Das sind keine Ballette, sondern moderne Tanzstücke im damaligen langen Übergang zur postmodernen Choreografie. Der zeitgenössische Tanz von heute ist tatsächlich – abgesehen vom Gegenwartsballett – nur in Ausnahmefällen mit den Tänzerinnen und Tänzern einer Compagnie wie dem Staatsballett vereinbar. Erstaunlich trotzdem, welche ästhetische Bandbreite dieses Ensemble bewältigt. Denn Naharins Tabula rasa kann bereits als das schiere Gegenteil zum klassischen Ballett gelten. Trotzdem wird die Wiener Interpretation beim aktuellen Ballettabend durchaus plausibel getanzt. Das ist wohl Matan Davids Kunst der richtigen Einstudierung zu verdanken.

Hinreißendes Solo

Von Naharin zu Spoerli ist es also ein großer Sprung. Die gereifte Neoklassik bei Spoerlis Goldberg-Variationen – William Youn am Klavier bekam verdiente Extra-Ovationen – zitiert in ihren beinahe schon genderfluiden Kostümen die von Cunningham besonders geliebten hautengen Leotards. Auch hier kann das Ensemble mit seinem Tanz überzeugen, besonders Olga Esina in einem wunderbaren Duett mit Brendan Saye und Masayu Kimoto, der ein hinreißendes Solo hinlegte.

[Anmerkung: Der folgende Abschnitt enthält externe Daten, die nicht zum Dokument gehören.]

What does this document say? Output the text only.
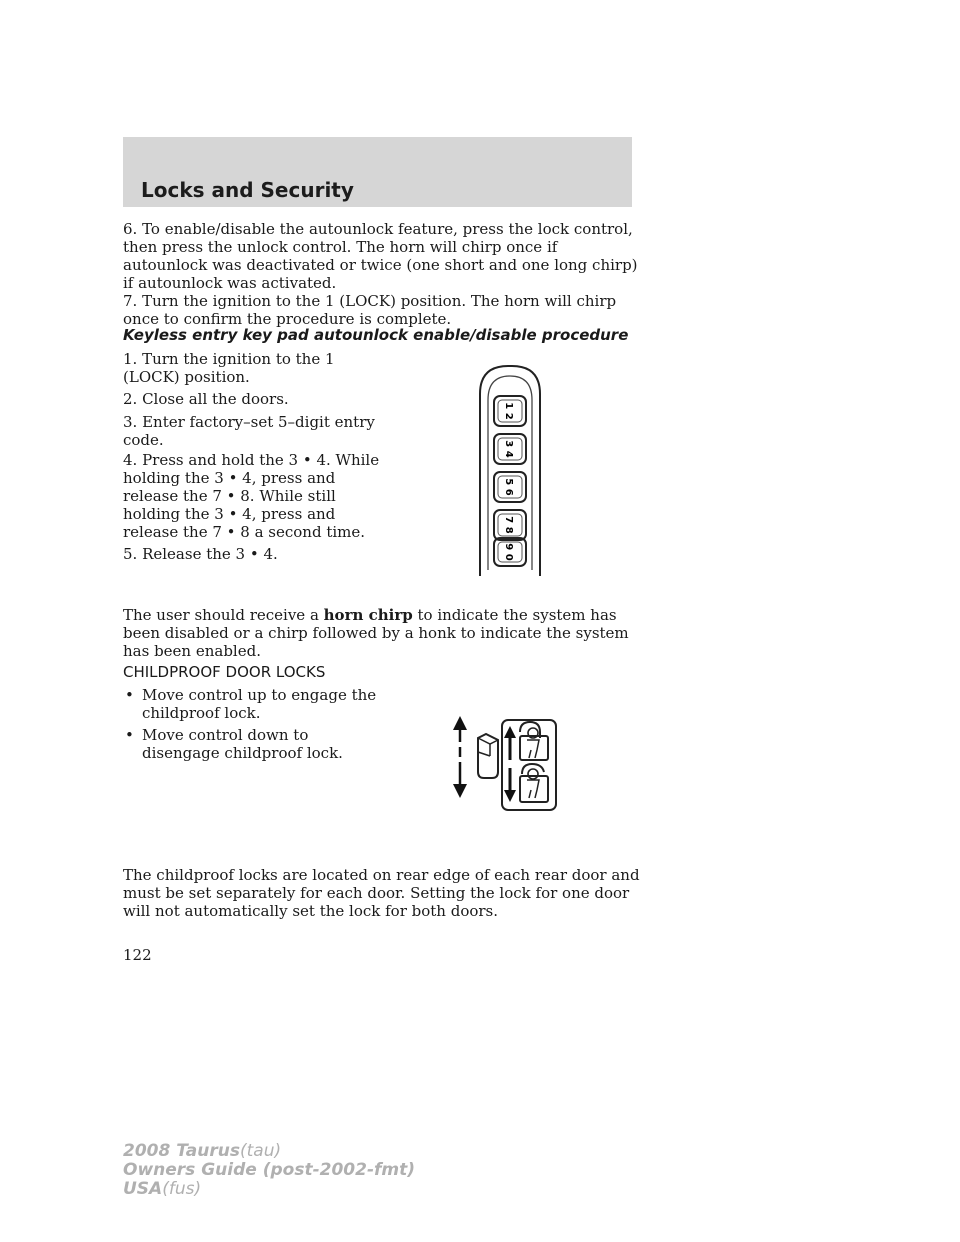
Locks and Security

6. To enable/disable the autounlock feature, press the lock control, then press the unlock control. The horn will chirp once if autounlock was deactivated or twice (one short and one long chirp) if autounlock was activated.

7. Turn the ignition to the 1 (LOCK) position. The horn will chirp once to confirm the procedure is complete.

Keyless entry key pad autounlock enable/disable procedure

1. Turn the ignition to the 1 (LOCK) position.

2. Close all the doors.

3. Enter factory–set 5–digit entry code.

4. Press and hold the 3 • 4. While holding the 3 • 4, press and release the 7 • 8. While still holding the 3 • 4, press and release the 7 • 8 a second time.

5. Release the 3 • 4.

1 2
3 4
5 6
7 8
9 0

The user should receive a horn chirp to indicate the system has been disabled or a chirp followed by a honk to indicate the system has been enabled.

CHILDPROOF DOOR LOCKS
• Move control up to engage the childproof lock.
• Move control down to disengage childproof lock.

The childproof locks are located on rear edge of each rear door and must be set separately for each door. Setting the lock for one door will not automatically set the lock for both doors.

122
2008 Taurus(tau)
Owners Guide (post-2002-fmt)
USA(fus)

Beide Stücke geben einen Eindruck von der beinahe utopischen Kraft, die das Ballett und (post)moderner Tanz in Analyse und Entwurf von Gemeinschaftskonstellationen freisetzen kann. Ohad Naharin mit seinen differenzierten Darstellungen körperlicher Kommunikation in Gruppen und Duetten von Figuren in Alltagskleidung und Heinz Spoerli in seinen stilisierten Figurenstrukturen, die der abstrakt-mathematischen Akkuratesse von Bachs Musik eine konkret menschliche Performance hinzufügen.

Absolute Gleichheit

Dabei wird die entscheidende Information transportiert, dass es "Perfektion" – als Idealzustand einer Gesellschaft oder als Gruppenhomogenität – nicht geben kann. Das ist schon aus den romantischen Balletten abzuleiten, in denen Visionen absoluter Gleichheit, etwa in den berühmten weißen Akten bei Schwanensee oder Giselle, an den tragischen Inhalten der Plots scheitern. Der moderne Tanz schaffte zu Beginn des vorigen Jahrhunderts die aristokratische Pracht ab, mit der das Ballett das Ambivalenzthema abgehandelt hatte. Er hat aber die Darstellung utopistischer Ambitionen immer wieder hervorgeholt.

Auch das ist an Tabula rasa und den Goldberg-Variationen abzulesen. So zeigt sich im ersten Stück, dass Gemeinschaft funktionieren kann, wenn alle sich bemühen. Im zweiten wird die Metaebene gefeiert, als treibende Idee des Zusammenkommens von Individuen, die hier anfangs nur als dunkle Umrisse erkennbar sind und es zum Schluss doch ins Licht schaffen. (Helmut Ploebst, 29.4.2023)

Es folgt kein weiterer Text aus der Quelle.